The Arsenal manager also acknowledged that there had been a worrying pattern, during his time in charge, of the team going on lengthy runs of games without a win which has undermined their campaigns.
“We want to stop that as quickly as possible,” Arteta said. “Every time you lose the next most important thing is to win to stop that happening. We haven’t managed to do that and that’s a reality and we have to face it.”
Arsenal return to league action in the lunchtime kick-off at home to Crystal Palace on Saturday amid a run of just one victory in seven games in all competitions including an FA Cup exit to Liverpool and the Champions League dead-rubber draw away to PSV Eindhoven.
But that sequence also includes dropping 11 points, from a possible 15, in the league with Arsenal falling to fourth place – five points behind the leaders Liverpool and only now ahead of Tottenham Hotspur on goal difference.
The concern is that this has happened before – and in each of Arteta’s three previous full seasons in charge. Of course, it can happen to any team, and defeats often run in bunches given the effect they obviously have on confidence and the factors behind them (a spate of injuries, for example).
But for Arsenal it has occurred too often and too consistently. There is a pattern which has to be addressed: last season there was a run of just two wins in eight, plus two runs of no wins in four (including one with three defeats). In 2021-22 there were three more lengthy blips – four losses in five, no wins in five (and three losses) and no wins in four (and, again, three losses). The season before that Arsenal won three out of 11 games (losing six), one in five and two in eight (with four defeats).
“We have done a lot of things and to produce as much as possible during the games and to get as little as possible from the opponent. It has just not happened,” Arteta said when asked what he had done to try and stop this trend from happening. “In the end you have to just win the games and we haven’t.”
Given the tight margins at the top, and with Manchester City gathering strength for the second half of the season and Liverpool in their stride, Arteta is clear that anything short of maximum points against Palace is unacceptable and would lead to more critical questions being asked.
“Well, we had better start to pick up points for sure if we are going to be up there,” he said. “We are going to have to have consistently three points on the board and we know that at this level you cannot have more slip-ups.”
The frustration for Arteta – or so he claimed – was that the statistics show Arsenal should have won far more games than they have this season.
“If you look at all the data Arsenal, Arsenal – in the top, in the top, in the top,” he argued before adding: “The reality is we haven’t won enough matches so there is something underneath that. It’s like an onion: the first layer, two layers. We have to go to the bottom to understand what is making us win or not win. It’s been the small details, the small margins… we have to change that. We have to find something else to win.”
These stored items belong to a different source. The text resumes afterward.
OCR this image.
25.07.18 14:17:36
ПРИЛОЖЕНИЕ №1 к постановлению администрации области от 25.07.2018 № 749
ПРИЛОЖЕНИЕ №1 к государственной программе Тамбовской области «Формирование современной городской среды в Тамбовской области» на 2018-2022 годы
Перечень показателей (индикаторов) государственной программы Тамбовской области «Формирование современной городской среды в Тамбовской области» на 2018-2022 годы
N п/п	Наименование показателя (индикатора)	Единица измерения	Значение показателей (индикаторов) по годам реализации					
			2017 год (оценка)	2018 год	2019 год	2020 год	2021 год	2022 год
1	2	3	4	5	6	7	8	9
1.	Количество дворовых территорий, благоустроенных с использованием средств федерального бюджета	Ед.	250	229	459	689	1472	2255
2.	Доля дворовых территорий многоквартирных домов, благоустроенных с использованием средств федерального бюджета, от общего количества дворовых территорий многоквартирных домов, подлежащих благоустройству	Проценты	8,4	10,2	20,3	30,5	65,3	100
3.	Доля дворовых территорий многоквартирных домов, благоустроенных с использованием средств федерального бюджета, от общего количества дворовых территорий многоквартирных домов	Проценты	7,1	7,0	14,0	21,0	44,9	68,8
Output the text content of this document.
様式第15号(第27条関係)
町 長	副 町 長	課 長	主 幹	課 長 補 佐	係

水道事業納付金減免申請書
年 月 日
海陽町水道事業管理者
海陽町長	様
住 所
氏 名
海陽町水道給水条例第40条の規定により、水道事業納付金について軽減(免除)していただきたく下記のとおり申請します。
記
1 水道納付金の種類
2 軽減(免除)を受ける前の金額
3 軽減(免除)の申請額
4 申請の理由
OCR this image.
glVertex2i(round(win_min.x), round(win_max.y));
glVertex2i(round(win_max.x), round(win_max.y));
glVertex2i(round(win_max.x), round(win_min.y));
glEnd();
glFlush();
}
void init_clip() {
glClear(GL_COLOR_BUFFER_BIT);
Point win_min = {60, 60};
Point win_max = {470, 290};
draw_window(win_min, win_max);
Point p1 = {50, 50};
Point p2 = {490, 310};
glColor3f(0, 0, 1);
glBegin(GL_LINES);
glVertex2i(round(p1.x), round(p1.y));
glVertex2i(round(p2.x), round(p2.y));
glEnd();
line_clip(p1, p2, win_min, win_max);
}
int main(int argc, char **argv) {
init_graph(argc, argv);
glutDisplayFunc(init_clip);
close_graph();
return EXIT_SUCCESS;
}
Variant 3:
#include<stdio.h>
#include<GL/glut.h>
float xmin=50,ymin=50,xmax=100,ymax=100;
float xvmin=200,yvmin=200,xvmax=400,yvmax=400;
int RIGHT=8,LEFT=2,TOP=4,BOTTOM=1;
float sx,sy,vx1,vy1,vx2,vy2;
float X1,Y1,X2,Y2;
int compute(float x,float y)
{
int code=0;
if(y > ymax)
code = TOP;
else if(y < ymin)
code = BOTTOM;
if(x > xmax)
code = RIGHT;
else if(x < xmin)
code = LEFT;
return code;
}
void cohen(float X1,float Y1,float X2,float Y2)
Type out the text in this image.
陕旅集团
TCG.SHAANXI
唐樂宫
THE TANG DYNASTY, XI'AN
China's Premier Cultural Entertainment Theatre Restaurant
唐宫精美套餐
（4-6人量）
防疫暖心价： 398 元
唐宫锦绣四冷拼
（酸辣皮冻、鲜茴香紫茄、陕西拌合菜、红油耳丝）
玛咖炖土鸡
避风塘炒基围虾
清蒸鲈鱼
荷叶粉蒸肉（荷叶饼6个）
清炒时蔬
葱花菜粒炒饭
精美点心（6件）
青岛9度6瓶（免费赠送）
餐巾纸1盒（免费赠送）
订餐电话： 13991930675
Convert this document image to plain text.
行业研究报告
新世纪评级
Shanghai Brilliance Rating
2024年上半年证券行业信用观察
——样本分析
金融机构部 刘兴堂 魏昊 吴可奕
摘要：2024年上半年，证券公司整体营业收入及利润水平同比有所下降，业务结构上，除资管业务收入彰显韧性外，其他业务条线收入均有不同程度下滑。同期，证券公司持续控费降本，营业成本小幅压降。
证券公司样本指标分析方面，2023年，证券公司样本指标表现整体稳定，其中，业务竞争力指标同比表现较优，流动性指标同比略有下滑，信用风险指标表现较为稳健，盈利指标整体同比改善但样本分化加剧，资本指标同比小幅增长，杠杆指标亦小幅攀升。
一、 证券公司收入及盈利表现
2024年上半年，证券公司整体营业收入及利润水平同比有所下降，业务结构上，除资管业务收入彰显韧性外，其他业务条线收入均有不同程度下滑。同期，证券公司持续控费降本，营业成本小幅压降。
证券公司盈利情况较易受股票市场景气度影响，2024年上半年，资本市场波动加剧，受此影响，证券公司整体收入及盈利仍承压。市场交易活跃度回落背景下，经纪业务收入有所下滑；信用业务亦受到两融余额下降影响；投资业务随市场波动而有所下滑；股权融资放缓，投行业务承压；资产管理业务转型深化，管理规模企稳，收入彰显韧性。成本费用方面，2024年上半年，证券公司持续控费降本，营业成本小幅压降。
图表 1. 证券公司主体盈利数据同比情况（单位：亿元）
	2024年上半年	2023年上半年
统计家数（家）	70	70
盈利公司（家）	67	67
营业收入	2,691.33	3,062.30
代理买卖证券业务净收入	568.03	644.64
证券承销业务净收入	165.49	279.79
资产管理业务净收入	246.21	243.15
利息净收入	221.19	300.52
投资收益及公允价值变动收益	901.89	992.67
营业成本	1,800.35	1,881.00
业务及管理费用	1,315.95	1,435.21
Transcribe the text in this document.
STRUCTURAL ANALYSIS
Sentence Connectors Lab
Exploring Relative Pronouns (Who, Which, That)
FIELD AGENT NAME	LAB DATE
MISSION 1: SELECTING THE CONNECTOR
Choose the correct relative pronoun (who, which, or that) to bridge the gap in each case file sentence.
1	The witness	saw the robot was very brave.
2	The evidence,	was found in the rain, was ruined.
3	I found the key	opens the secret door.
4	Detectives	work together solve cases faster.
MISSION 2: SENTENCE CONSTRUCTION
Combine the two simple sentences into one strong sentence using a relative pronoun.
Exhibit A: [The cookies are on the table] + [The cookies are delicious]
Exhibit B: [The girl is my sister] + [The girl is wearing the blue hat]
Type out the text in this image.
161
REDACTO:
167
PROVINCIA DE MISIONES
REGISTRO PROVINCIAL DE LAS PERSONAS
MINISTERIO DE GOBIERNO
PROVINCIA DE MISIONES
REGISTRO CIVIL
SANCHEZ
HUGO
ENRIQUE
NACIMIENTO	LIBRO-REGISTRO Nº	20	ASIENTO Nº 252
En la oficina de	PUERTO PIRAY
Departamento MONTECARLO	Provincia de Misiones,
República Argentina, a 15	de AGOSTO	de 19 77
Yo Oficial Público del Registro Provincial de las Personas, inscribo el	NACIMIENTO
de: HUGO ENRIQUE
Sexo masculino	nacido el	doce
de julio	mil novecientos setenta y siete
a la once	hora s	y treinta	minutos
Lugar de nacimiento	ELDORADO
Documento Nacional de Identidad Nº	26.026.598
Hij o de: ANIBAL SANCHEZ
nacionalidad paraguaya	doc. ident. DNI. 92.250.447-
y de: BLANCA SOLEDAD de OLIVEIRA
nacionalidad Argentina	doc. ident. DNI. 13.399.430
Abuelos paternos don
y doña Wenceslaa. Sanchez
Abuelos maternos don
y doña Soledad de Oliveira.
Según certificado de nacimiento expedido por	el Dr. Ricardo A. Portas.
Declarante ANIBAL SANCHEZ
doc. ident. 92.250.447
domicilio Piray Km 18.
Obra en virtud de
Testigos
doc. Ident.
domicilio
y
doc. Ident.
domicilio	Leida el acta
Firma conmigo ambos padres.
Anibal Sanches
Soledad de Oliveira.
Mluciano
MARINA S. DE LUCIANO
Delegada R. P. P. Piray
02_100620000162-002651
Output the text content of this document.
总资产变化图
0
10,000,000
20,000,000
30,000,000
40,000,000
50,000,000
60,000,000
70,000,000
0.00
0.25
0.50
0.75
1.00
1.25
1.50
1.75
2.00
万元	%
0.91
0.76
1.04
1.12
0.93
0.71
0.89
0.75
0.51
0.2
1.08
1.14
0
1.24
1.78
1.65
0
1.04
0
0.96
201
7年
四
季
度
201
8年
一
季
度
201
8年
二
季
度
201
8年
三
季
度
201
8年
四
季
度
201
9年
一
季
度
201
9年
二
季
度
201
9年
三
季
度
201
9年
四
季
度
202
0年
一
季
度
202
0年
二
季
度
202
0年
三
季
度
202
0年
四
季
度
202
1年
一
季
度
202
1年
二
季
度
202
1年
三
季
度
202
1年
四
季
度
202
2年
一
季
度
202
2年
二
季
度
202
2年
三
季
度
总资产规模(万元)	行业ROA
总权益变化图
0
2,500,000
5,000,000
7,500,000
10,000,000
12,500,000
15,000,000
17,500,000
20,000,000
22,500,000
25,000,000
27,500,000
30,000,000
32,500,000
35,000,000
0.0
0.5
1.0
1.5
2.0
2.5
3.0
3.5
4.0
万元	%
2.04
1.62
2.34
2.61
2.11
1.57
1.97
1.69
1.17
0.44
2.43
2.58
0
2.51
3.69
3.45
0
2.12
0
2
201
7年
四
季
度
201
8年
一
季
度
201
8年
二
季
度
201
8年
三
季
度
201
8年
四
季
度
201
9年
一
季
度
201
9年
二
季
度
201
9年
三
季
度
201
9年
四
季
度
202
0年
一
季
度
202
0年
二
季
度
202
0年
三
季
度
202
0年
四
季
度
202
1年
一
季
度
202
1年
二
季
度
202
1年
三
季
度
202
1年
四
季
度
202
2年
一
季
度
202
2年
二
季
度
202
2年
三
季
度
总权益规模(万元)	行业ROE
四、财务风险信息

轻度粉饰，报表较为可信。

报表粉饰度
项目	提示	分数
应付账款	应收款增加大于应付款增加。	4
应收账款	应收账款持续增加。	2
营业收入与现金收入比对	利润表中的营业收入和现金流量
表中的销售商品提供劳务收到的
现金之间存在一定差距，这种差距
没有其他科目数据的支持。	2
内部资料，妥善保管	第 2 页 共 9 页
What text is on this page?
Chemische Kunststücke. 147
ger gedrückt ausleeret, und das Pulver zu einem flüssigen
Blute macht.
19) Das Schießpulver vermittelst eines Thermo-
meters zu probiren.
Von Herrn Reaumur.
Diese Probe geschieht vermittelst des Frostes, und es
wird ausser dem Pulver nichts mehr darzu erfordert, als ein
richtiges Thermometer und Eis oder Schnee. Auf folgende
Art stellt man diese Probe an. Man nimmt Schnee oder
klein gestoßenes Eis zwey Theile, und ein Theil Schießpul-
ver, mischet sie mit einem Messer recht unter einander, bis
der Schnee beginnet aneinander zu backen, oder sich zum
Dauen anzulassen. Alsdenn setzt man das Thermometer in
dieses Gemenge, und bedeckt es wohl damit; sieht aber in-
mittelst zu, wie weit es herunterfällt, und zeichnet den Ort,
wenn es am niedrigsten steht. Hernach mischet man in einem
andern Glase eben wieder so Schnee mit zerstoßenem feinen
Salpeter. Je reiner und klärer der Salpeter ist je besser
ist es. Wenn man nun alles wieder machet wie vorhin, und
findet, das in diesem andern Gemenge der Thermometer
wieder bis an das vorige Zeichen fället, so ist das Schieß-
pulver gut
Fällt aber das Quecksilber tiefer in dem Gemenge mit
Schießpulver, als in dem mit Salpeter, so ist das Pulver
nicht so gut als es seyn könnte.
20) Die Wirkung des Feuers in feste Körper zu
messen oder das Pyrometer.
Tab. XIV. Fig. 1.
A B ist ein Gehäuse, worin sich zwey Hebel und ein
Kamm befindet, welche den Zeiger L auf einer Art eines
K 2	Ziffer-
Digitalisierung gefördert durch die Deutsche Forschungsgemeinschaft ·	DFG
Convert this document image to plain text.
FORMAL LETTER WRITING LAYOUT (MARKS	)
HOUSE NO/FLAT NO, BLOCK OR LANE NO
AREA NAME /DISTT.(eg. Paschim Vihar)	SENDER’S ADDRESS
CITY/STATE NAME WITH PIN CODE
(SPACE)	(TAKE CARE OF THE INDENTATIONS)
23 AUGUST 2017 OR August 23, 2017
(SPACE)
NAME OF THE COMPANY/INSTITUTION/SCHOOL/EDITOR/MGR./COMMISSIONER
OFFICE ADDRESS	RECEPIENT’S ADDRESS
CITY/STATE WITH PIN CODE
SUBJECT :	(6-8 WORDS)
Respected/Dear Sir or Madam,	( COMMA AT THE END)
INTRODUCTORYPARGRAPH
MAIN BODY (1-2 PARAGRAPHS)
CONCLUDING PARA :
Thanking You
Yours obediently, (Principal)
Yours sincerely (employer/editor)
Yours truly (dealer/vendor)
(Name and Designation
Work has been done on this, including trying to simplify things in attacking positions, during Arsenal’s eight-day warm weather training camp in Dubai, with the players allowed to bring their families, to take advantage of the Premier League’s staggered winter brink.
Arteta admitted confidence has been affected. “For sure, that’s a big factor,” he said before adding: “But… we create more chances than any other team in the league.” However the data simply does not back up Arteta’s claim – Arsenal are only sixth in the Premier League on the key metric of xG (expected goals) and fourth in terms of shots and only seventh in terms of shots on target. They rate more highly, second behind Manchester City, in passes into the final third.
After 20 games, Arsenal are also 10 points worse off than last season and have scored fewer goals (45 compared to 37) and conceded more (20 as against 17) whilst having invested heavily in the transfer market – including forward Kai Havertz from Chelsea for £65 million. The elephant in the room, of course, has been the decision last summer not to buy a centre-forward.
In fairness any criticism needs to take place through the prism of Arteta and Arsenal undoubtedly over-achieving last season – hence the comparisons on points and goals being a tough one – but elite sport is all about continuing to improve and move forward. “Marginal gains,” Arteta called in and, unfortunately for Arsenal, that is not showing right now as the manager struggles to identify the reasons for the runs without enough wins which keep recurring.
Arsenal also have to decide whether to allow Emile Smith Rowe to go on loan to West Ham United who have inquired about the attacking midfielder. The indications are neither Arsenal nor the player are keen. “I am really happy with Emile,” Arteta said even though he is undeniably a fringe player. “He’s on the right trajectory and he’s settled, he’s training really well and you know that I’m not happy about talking about any individual situations.”